Seed for stochastic components (ICA initialization, random rotations). Set this for reproducible results. Has no effect when rotation="pca" (PCA is deterministic).


strategy (list or None, default=None)

Per-layer override for rotation and marginal choices. Each entry can be:

  • A string: rotation name (e.g., "pca", "random")
  • A tuple: (rotation_name, marginal_name)

The list cycles if shorter than n_layers.

# Example: alternate PCA and random rotations
model = AnnealedRBIG(
    n_layers=100,
    strategy=["pca", "random"],
)

This is an advanced feature — the default (None) uses the same rotation for every layer, which is fine for nearly all use cases.

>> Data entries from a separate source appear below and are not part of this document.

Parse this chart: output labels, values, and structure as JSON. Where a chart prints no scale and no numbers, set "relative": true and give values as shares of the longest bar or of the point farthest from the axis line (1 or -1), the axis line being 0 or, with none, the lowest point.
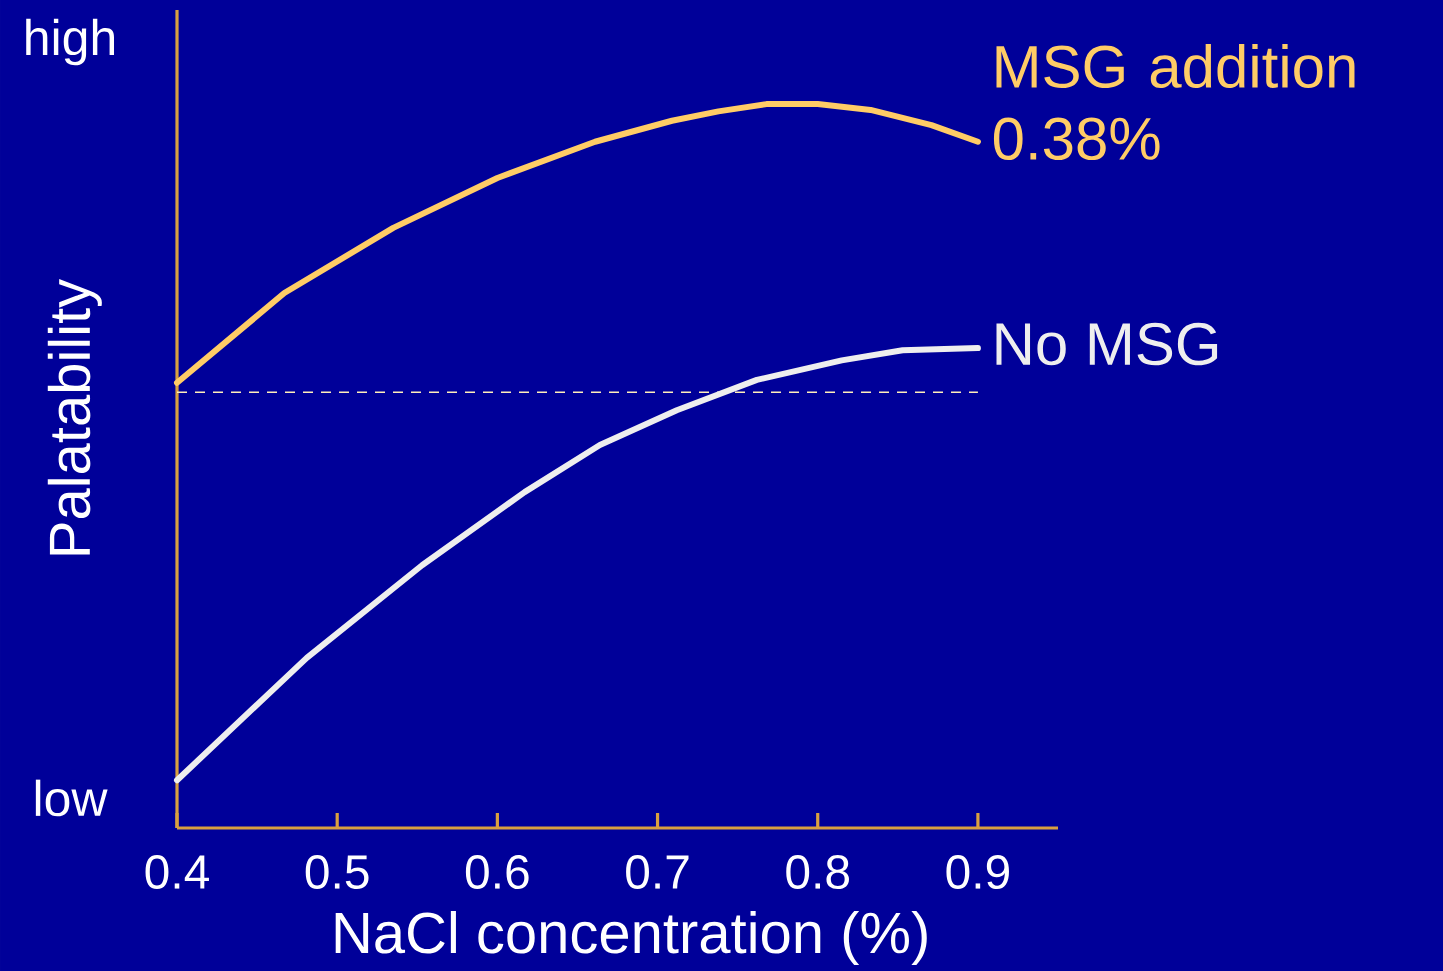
{
  "chart_data": {
    "type": "line",
    "relative": true,
    "xlabel": "NaCl concentration (%)",
    "ylabel": "Palatability",
    "xlim": [
      0.4,
      0.95
    ],
    "xticks": [
      0.4,
      0.5,
      0.6,
      0.7,
      0.8,
      0.9
    ],
    "annotations": [
      "high",
      "low"
    ],
    "series": [
      {
        "name": "MSG addition 0.38%",
        "color": "#ffcc66",
        "x": [
          0.4,
          0.467,
          0.535,
          0.6,
          0.661,
          0.709,
          0.738,
          0.768,
          0.8,
          0.833,
          0.871,
          0.9
        ],
        "values": [
          0.615,
          0.739,
          0.829,
          0.898,
          0.948,
          0.977,
          0.99,
          1,
          1,
          0.992,
          0.971,
          0.948
        ]
      },
      {
        "name": "No MSG",
        "color": "#eeeeee",
        "x": [
          0.4,
          0.481,
          0.553,
          0.617,
          0.664,
          0.712,
          0.762,
          0.815,
          0.853,
          0.9
        ],
        "values": [
          0.066,
          0.235,
          0.363,
          0.464,
          0.529,
          0.577,
          0.619,
          0.646,
          0.66,
          0.663
        ]
      }
    ],
    "ref_lines": [
      {
        "axis": "y",
        "value": 0.602,
        "color": "#ffeebb",
        "line_style": "dashed"
      }
    ]
  }
}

verbose (bool or int, default=False)

Value Behaviour
False / 0 Silent
True / 1 Progress bar during fit()
2 Progress bars for fit, transform, inverse_transform, and score_samples

Diagnosing Fit Quality

After fitting, inspect these attributes:

# How many layers were actually used?
print(f"Layers: {len(model.layers_)}")

# Did TC converge?
import matplotlib.pyplot as plt
plt.plot(model.tc_per_layer_)
plt.xlabel("Layer")
plt.ylabel("Total Correlation (nats)")
plt.title("TC convergence")
plt.show()

# Final TC (should be near zero for good fit)
print(f"Final TC: {model.tc_per_layer_[-1]:.6f}")
Symptom Likely cause Fix
len(model.layers_) == n_layers Hit the layer budget before converging Increase n_layers
TC curve still dropping at the end Stopped too early Increase n_layers or patience
TC curve flat but nonzero Residual higher-order dependence Try rotation="ica" or increase n_layers
TC oscillates Numerical instability (rare) Check for constant/duplicate features in input data

Computational Cost

Each RBIG layer has cost approximately:

Step Complexity
Marginal Gaussianization \(O(N \cdot D \cdot \log N)\) — sorting per feature
PCA rotation \(O(N \cdot D^2 + D^3)\) — covariance + eigendecomposition
Random rotation \(O(N \cdot D^2)\) — matrix multiply only
TC estimation \(O(N \cdot D)\) — KDE marginal entropies

For large \(D\), the PCA eigendecomposition dominates. Switching to rotation="random" removes the \(D^3\) term at the cost of more layers.


Marginal Transform Choice

By default, AnnealedRBIG uses MarginalGaussianize (empirical CDF + probit) inside each layer. For custom marginals, use the strategy parameter or build your own pipeline with RBIGLayer:

from rbig import RBIGLayer, SplineGaussianizer, PCARotation

layer = RBIGLayer(
    marginal=SplineGaussianizer(n_quantiles=200),
    rotation=PCARotation(whiten=True),
)

See the Marginal Transforms notebook for a comparison of all 7 available marginal methods.